Blogging and Philosophical Cognition
Yesterday or today, my blog got its three millionth pageview since its launch in 2006. (Cheers!) And at the Pacific APA last week, Nancy Cartwright celebrated "short fat tangled" arguments over "tall skinny neat" arguments. (Cheers again!)
To see how these two ideas are related, consider this picture of Legolas and his friend Gimli Cartwright. (Note the arguments near their heads. Click to enlarge if desired.) [modified from image source]
Legolas: tall, lean, tidy!
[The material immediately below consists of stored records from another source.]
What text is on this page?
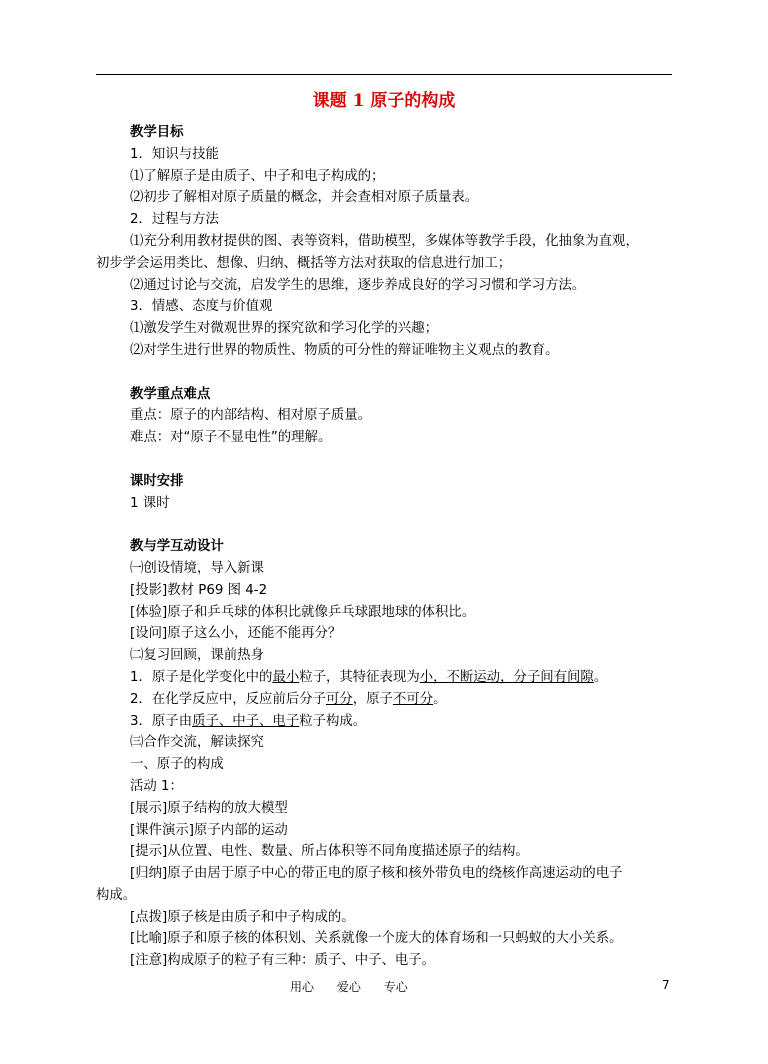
课题 1 原子的构成
教学目标
1．知识与技能
⑴了解原子是由质子、中子和电子构成的；
⑵初步了解相对原子质量的概念，并会查相对原子质量表。
2．过程与方法
⑴充分利用教材提供的图、表等资料，借助模型，多媒体等教学手段，化抽象为直观，
初步学会运用类比、想像、归纳、概括等方法对获取的信息进行加工；
⑵通过讨论与交流，启发学生的思维，逐步养成良好的学习习惯和学习方法。
3．情感、态度与价值观
⑴激发学生对微观世界的探究欲和学习化学的兴趣；
⑵对学生进行世界的物质性、物质的可分性的辩证唯物主义观点的教育。
教学重点难点
重点：原子的内部结构、相对原子质量。
难点：对“原子不显电性”的理解。
课时安排
1 课时
教与学互动设计
㈠创设情境，导入新课
[投影]教材 P69 图 4-2
[体验]原子和乒乓球的体积比就像乒乓球跟地球的体积比。
[设问]原子这么小，还能不能再分？
㈡复习回顾，课前热身
1．原子是化学变化中的最小粒子，其特征表现为小，不断运动，分子间有间隙。
2．在化学反应中，反应前后分子可分，原子不可分。
3．原子由质子、中子、电子粒子构成。
㈢合作交流，解读探究
一、原子的构成
活动 1：
[展示]原子结构的放大模型
[课件演示]原子内部的运动
[提示]从位置、电性、数量、所占体积等不同角度描述原子的结构。
[归纳]原子由居于原子中心的带正电的原子核和核外带负电的绕核作高速运动的电子
构成。
[点拨]原子核是由质子和中子构成的。
[比喻]原子和原子核的体积划、关系就像一个庞大的体育场和一只蚂蚁的大小关系。
[注意]构成原子的粒子有三种：质子、中子、电子。
用心      爱心      专心	7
His argument takes you straight like an arrowshot all the way from A to H! All the way from the fundamental nature of consciousness to the inevitability of Napoleon. (Yes, I'm looking at you, Georg Wilhelm Friedrich.) All the way from seven abstract Axioms to Proposition V.42, "it is because we enjoy blessedness that we are able to keep our lusts in check". (Sorry, Baruch, I wish I were more convinced.)
Gimli: short, fat, knotty! His argument only takes you from versions of A to B. But it does it three ways, so that if one argument fails, the others remain. It does without without need of a string of possibly dubious intermediate claims. And finally, the different premises lend tangly sideways support to each other: A2 supports A1, A1 supports A3, A3 supports A2. I think of Mozi's dozen arguments for impartial concern or Sextus's many modes of skepticism.
In areas of mathematics, tall arguments can work -- maybe the proof of Fermat's last theorem is one -- long and complicated, but apparently sound. (Not that I would be any authority.) When each step is unshakeably secure, tall arguments go through. But philosophy tends not to be like that.
The human mind is great at determining an object's shape from its shading. The human mind is great at interpreting a stream of incoming sound as a sly dig on someone's character. The human mind is stupendously horrible at determining the soundness of philosophical arguments, and also at determining the soundness of most individual stages within philosophical arguments. Tall, skinny philosophical arguments -- this was Cartwright's point -- will almost inevitably topple.
Individual blog posts are short. They are, I think, just about the right size for human philosophical cognition: 500-1000 words, enough to put some flesh on an idea, making it vivid (pure philosophical abstractions being almost impossible to evaluate for multiple reasons), enough to make one or maybe two novel turns or connections, but short enough that the reader can get to the end without having lost track of the path there.
In the aggregate, blog posts are fat and tangled: Multiple posts can get at the same general conclusion from diverse angles. Multiple posts can lend sideways support to each other. I offer, as an example, my many posts skeptical of philosophical expertise (of which this is one): e.g., here, here, here, here, here, here.
I have come to think that philosophical essays, too, often benefit from being written almost like a series of blog posts: several shortish sections, each of which can stand semi-independently and which in aggregate lead the reader in a single general direction. This has become my metaphilosophy of essay writing, exemplified in "The Crazyist Metaphysics of Mind" and "1% Skepticism".
Of course there's also something to be said for Legolas -- for shooting your arrow at an orc halfway across the plain rather than waiting for it to reach your axe -- as long as you have a realistically low credence that you will hit the mark.